By Cara Pellegrini, MD
Assistant Professor of Medicine, University of California San Francisco; Cardiology Division, Electrophysiology Section, San Francisco VA Medical Center
Dr. Pellegrini reports no financial relationships relevant to this field of study.
SYNOPSIS: In a propensity-matched study, women who received a primary prevention implantable cardioverter defibrillator had a significant survival advantage, which was similar to that observed among men.
SOURCE: Zeitler EP, et al. Comparative effectiveness of implantable cardioverter defibrillators for primary prevention in women. Circ Heart Fail 2016;9:e002630.
The benefit of primary prevention implantable cardioverter defibrillators (ICDs) in women is controversial. As women constituted only 10-30% of enrolled subjects in the randomized, controlled trials that established efficacy of primary prevention devices, these trials were underpowered to show benefit in this subgroup. Subsequently, two meta-analyses have examined this issue with conflicting results, and other post-hoc and observational analyses of primary prevention ICDs in women have had similarly mixed results. National guidelines are sex neutral in their recommendations, yet the actual use of primary prevention ICDs is lower in women than men, possibly reflecting residual concern regarding the paucity of current data.

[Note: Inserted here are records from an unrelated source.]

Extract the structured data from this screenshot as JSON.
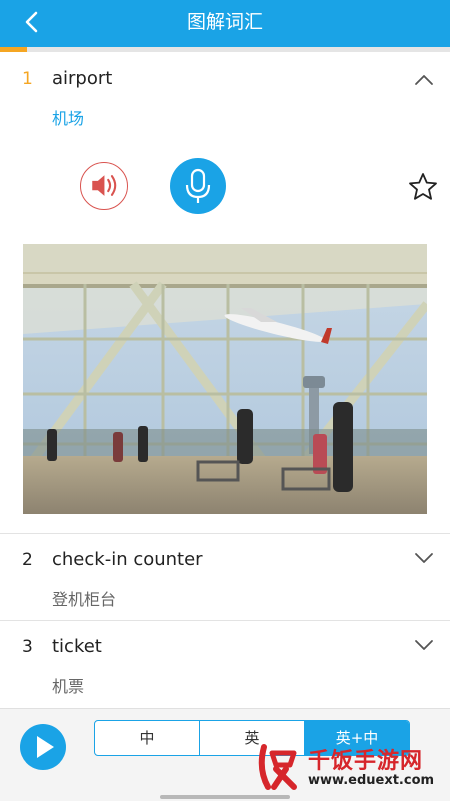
{
  "header": {
    "title": "图解词汇",
    "back_icon": "chevron-left-icon"
  },
  "progress": {
    "fraction": 0.06
  },
  "colors": {
    "accent": "#1aa3e6",
    "active_number": "#f5a623",
    "speaker_red": "#d9534f",
    "watermark_red": "#d6262b"
  },
  "items": [
    {
      "number": "1",
      "word": "airport",
      "translation": "机场",
      "expanded": true,
      "chevron_icon": "chevron-up-icon"
    },
    {
      "number": "2",
      "word": "check-in counter",
      "translation": "登机柜台",
      "expanded": false,
      "chevron_icon": "chevron-down-icon"
    },
    {
      "number": "3",
      "word": "ticket",
      "translation": "机票",
      "expanded": false,
      "chevron_icon": "chevron-down-icon"
    }
  ],
  "actions": {
    "speaker_icon": "speaker-icon",
    "mic_icon": "microphone-icon",
    "favorite_icon": "star-outline-icon"
  },
  "photo": {
    "subject": "airport-terminal-photo"
  },
  "bottom": {
    "play_icon": "play-icon",
    "modes": [
      "中",
      "英",
      "英+中"
    ],
    "selected_mode": "英+中"
  },
  "watermark": {
    "name": "千饭手游网",
    "url": "www.eduext.com"
  }
}
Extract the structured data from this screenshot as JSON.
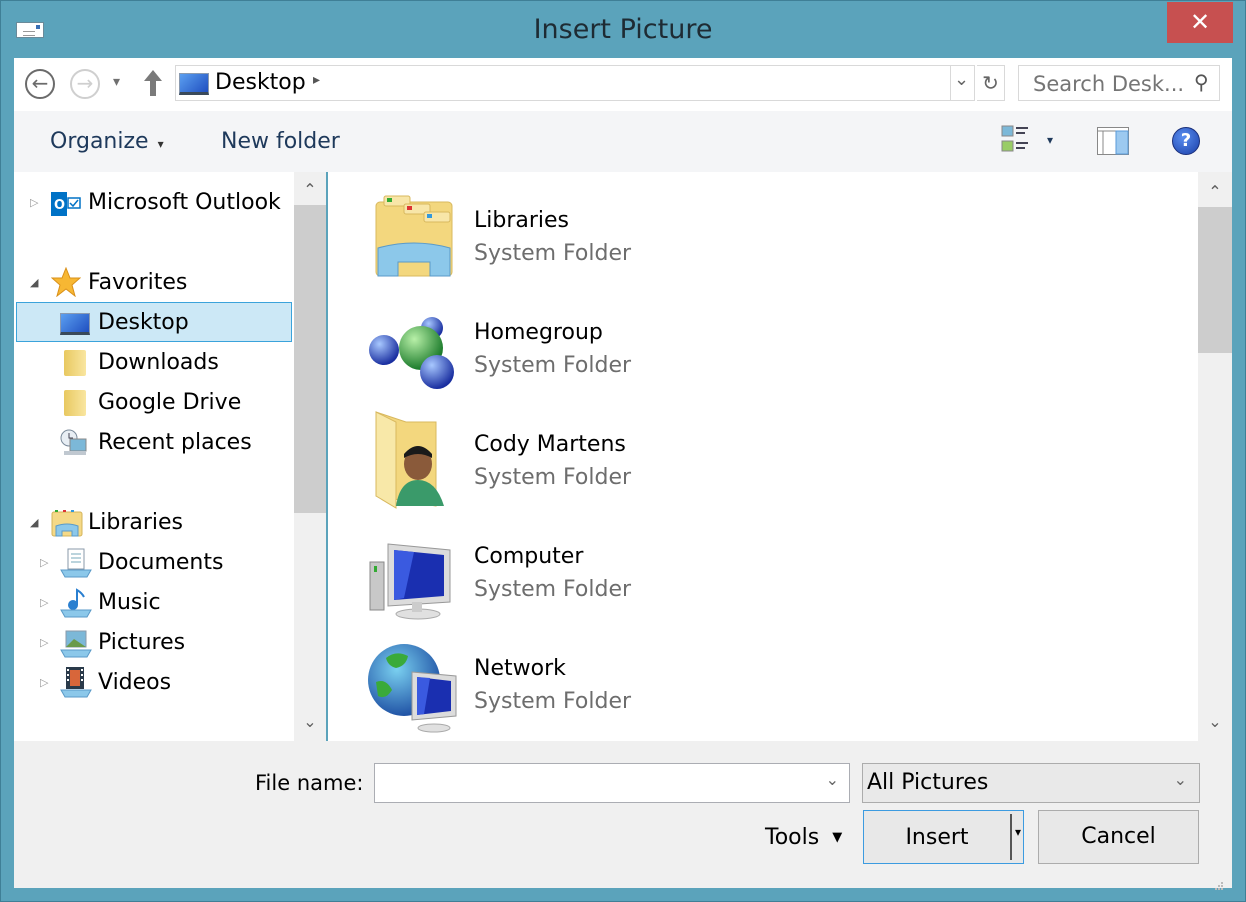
{
  "window": {
    "title": "Insert Picture",
    "close_label": "✕"
  },
  "nav": {
    "back_glyph": "←",
    "forward_glyph": "→",
    "recent_glyph": "▾",
    "up_glyph": "🡑",
    "address": "Desktop",
    "address_chevron": "▸",
    "address_dropdown": "⌄",
    "refresh_glyph": "↻",
    "search_placeholder": "Search Desk...",
    "search_glyph": "⚲"
  },
  "toolbar": {
    "organize_label": "Organize",
    "organize_caret": "▾",
    "new_folder_label": "New folder",
    "view_caret": "▾",
    "help_glyph": "?"
  },
  "navpane": {
    "scroll_up": "⌃",
    "scroll_down": "⌄",
    "items": [
      {
        "label": "Microsoft Outlook",
        "icon": "outlook-icon",
        "expander": "▷"
      },
      {
        "label": "Favorites",
        "icon": "star-icon",
        "expander": "◢"
      },
      {
        "label": "Desktop",
        "icon": "desktop-icon",
        "selected": true
      },
      {
        "label": "Downloads",
        "icon": "folder-icon"
      },
      {
        "label": "Google Drive",
        "icon": "folder-icon"
      },
      {
        "label": "Recent places",
        "icon": "recent-places-icon"
      },
      {
        "label": "Libraries",
        "icon": "libraries-icon",
        "expander": "◢"
      },
      {
        "label": "Documents",
        "icon": "documents-icon",
        "expander": "▷"
      },
      {
        "label": "Music",
        "icon": "music-icon",
        "expander": "▷"
      },
      {
        "label": "Pictures",
        "icon": "pictures-icon",
        "expander": "▷"
      },
      {
        "label": "Videos",
        "icon": "videos-icon",
        "expander": "▷"
      }
    ]
  },
  "content": {
    "scroll_up": "⌃",
    "scroll_down": "⌄",
    "items": [
      {
        "name": "Libraries",
        "type": "System Folder"
      },
      {
        "name": "Homegroup",
        "type": "System Folder"
      },
      {
        "name": "Cody Martens",
        "type": "System Folder"
      },
      {
        "name": "Computer",
        "type": "System Folder"
      },
      {
        "name": "Network",
        "type": "System Folder"
      }
    ]
  },
  "footer": {
    "file_name_label": "File name:",
    "file_name_value": "",
    "file_name_dropdown": "⌄",
    "file_type_value": "All Pictures",
    "file_type_dropdown": "⌄",
    "tools_label": "Tools",
    "tools_caret": "▼",
    "insert_label": "Insert",
    "insert_caret": "▾",
    "cancel_label": "Cancel"
  },
  "colors": {
    "titlebar": "#5ba3bb",
    "close": "#c75050",
    "selection": "#cce8f6",
    "selection_border": "#3ba3db"
  }
}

To address this void, Zeitler et al used data from the Get With The Guidelines for Heart Failure (GWTG-HF) registry, linked with data from the Centers for Medicare and Medicaid Services, to compare outcomes in women who were hospitalized for heart failure and who did or did not receive an ICD. They collected patient demographic and medical history variables, medication and laboratory data, and hospital characteristics. As the population was not randomized to determine receipt of the intervention, the collected variables were used to create a propensity model for ICD implantation to make the groups more comparable — that is, to minimize confounding. Researchers repeated a similar process for men. All-cause mortality was the primary outcome.
In this group of older women with heart failure and reduced left ventricular ejection fraction (LVEF), implantation of an ICD (or prescription for implantation shortly after discharge) was associated with improved survival over a median follow-up of about 3 years (hazard ratio [HR], 0.78; 95% confidence interval [CI], 0.66-0.92; P = 0.003). The benefit was similar to that observed in men (HR, 0.76; 95% CI, 0.67-0.87; P < 0.001). There was no significant sex-based interaction. Notably, the benefit in the ICD group was immediately apparent, with early separation of the survival curves. The authors concluded that among patients with heart failure with a reduced LVEF, a primary prevention ICD was associated with a significant survival advantage among both women and men, supporting guideline-directed use of primary prevention ICDs.
COMMENTARY
The observed mortality benefit in both sexes in this registry study was similar to the observed mortality benefit of ICD vs placebo in SCD-HeFT, the landmark randomized clinical trial of primary prevention ICDs with the most similar population (HR, 0.77). By controlling for hospital characteristics, this study goes beyond previous observational studies in addressing likely sources of confounding. Notably, aside from age and LVEF, the biggest discrepancies between the groups who did and did not receive an ICD were site-related factors. Patients admitted to teaching hospitals in the Northeast with a large number of beds and a capacity for on-site cardiac procedures were far more likely to receive an ICD.
Yet, there are a number of limitations to this study. First and foremost, it is not a randomized, controlled trial, and residual confounding can still be present, despite the authors’ great efforts to account for it with propensity matching. All practicing clinicians can appreciate that nothing can substitute for examining a patient to determine appropriateness for an elective procedure, or lack thereof. It is hard to fully capture with a collection of variables all that goes into judgment of likely outcomes. Indeed, neither New York Heart Association class nor a characterization of functional status, two factors that clearly would enter into a clinical thought process, could be included in this analysis. The very act of performing a propensity match by its nature excludes the sickest patients with a high burden of disease who are too dissimilar to find a match. Conversely, generalization to heart failure patients who are healthy enough to avoid hospitalization, or simply younger than this population, could be specious.
Nonetheless, this study is critical. A clear signal of benefit is particularly warranted in women, who suffer disproportionately from procedural complications related to primary prevention ICD implantation. Should a study firmly establish benefit, a greater push for correction of the current underutilization of primary prevention ICDs by women will be needed. Even among institutions that have chosen to participate in GWTG-HF, a voluntary quality improvement program, only 11% of eligible women and 16% of eligible men received an ICD or prescription for one at time of heart failure hospitalization discharge. Finally, despite the current study’s limitations, the data likely provide the most definitive answer we will receive, given that there is no longer sufficient equipoise to allow for a specific randomized, controlled trial of primary prevention ICD use in women.